Monday 10 December 2018

No additional resources for schools as religion 'opt out' rules kick in - Minister

Education Minister Richard Bruton
Education Minister Richard Bruton
Denise Calnan

Denise Calnan

No additional resources will be provided to schools as new rules are introduced to assist students who opt out of religion classes, Education Minister Richard Bruton said.

The Department of Education is to issue a circular to State schools today, introducing new rules to manage the opting out of religion by students.

The circular aims to "ensure the rights of children to attend school without having to attend religious instruction".

Speaking on RTE Radio One's Morning Ireland, Minister Bruton said it "is always a challenge to juggle resources to meet demand", but confirmed the department will not be providing any extra resources to schools.

The new rules mean students who opt out of religion will have an alternative "meaningful programme", and will not be forced to sit in the back of the classroom or in the nearby library. The new rules apply to State-run schools.

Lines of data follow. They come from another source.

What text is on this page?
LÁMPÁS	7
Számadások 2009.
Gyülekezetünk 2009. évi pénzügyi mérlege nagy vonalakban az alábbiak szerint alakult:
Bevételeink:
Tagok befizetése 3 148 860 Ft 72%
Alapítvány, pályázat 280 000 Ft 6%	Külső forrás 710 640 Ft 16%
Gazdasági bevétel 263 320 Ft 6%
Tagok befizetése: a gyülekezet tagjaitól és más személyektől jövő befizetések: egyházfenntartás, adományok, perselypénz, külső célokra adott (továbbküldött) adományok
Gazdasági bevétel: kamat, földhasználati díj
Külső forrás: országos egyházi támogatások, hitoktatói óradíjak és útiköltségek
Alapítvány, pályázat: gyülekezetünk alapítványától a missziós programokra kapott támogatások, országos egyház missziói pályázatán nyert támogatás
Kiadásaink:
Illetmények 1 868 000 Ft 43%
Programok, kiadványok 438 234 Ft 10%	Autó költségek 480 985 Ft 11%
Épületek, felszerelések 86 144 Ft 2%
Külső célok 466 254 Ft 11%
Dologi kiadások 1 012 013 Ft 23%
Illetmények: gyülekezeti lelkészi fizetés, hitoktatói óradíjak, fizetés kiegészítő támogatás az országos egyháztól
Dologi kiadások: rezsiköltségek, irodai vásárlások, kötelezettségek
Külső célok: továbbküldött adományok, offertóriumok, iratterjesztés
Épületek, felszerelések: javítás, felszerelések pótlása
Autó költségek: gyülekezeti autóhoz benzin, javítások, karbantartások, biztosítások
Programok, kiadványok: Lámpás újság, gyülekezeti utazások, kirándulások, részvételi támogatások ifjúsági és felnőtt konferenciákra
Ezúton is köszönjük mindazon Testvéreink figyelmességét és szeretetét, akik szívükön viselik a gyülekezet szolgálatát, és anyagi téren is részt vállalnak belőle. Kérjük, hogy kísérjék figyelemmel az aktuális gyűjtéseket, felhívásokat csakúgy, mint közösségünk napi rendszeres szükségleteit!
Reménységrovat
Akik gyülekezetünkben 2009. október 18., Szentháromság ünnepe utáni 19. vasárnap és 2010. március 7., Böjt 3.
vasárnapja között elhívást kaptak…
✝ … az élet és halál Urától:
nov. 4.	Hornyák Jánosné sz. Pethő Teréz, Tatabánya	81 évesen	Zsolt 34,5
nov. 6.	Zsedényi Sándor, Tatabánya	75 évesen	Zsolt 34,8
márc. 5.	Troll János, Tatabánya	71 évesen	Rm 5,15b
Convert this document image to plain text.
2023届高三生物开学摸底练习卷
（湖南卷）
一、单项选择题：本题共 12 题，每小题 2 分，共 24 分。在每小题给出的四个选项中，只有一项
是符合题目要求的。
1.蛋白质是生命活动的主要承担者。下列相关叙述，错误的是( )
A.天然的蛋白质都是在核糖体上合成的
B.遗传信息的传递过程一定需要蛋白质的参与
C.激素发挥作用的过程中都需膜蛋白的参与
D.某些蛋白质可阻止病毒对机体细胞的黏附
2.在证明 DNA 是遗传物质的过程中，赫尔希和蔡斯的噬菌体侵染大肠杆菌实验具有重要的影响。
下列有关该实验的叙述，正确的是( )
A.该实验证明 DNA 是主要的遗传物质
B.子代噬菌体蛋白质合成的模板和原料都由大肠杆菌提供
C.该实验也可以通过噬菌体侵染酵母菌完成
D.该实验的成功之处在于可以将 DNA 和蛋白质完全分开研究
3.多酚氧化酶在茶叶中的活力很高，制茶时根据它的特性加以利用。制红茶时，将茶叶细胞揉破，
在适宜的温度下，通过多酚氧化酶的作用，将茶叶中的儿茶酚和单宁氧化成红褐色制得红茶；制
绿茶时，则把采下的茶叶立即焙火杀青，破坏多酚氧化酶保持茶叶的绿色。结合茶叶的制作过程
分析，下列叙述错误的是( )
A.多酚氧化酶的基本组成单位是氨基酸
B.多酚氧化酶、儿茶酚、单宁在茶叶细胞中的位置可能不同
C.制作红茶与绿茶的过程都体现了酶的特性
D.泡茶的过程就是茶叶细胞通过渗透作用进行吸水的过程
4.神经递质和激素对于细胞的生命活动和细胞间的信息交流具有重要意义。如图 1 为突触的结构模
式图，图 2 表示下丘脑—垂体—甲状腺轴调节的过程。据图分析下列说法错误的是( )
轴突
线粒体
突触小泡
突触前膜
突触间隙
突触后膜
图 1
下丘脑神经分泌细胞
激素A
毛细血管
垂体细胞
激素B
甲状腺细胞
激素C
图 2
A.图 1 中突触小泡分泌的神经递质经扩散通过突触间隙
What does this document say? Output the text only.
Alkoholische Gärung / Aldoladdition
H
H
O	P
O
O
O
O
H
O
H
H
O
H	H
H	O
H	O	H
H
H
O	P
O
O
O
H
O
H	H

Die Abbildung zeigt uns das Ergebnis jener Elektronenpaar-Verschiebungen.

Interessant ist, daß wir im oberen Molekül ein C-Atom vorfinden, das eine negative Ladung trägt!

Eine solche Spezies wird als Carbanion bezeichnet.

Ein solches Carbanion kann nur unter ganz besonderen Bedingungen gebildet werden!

The minister said he did not believe there would be any "resistance" to the change.

However, the Teachers' Union of Ireland have said in a statement that the move will "clearly require additional teachers". 

Minister Bruton said this morning; "It's really important parents who wants religious instruction for a child get it, it's equally important and indeed it's a constitutional right, that those who don't want it have a meaningful programme.

"So we're requiring now that schools consult with parents so they know in advance their wishes and they reconfigure their programme to ensure that children who do not want to participate in religious instruction have a meaningful programme.

"So that's the change, but it reflects the ethos of the schools established to serve their entire community."

Minister Bruton said the schools will "have to reconfigure their time-tabling".

"We're not providing extra resources as part of this," he continued.

"This isn't a talk of developing a new programme, it's ensuring schools reconfigure the resources to meet the pupils' need.

"You could extend the hours of some subjects, reducing the number of classes on the timetable on some subject areas depending on demand.

"This is the core mission of these schools, it's always been intended to respond to parents' needs."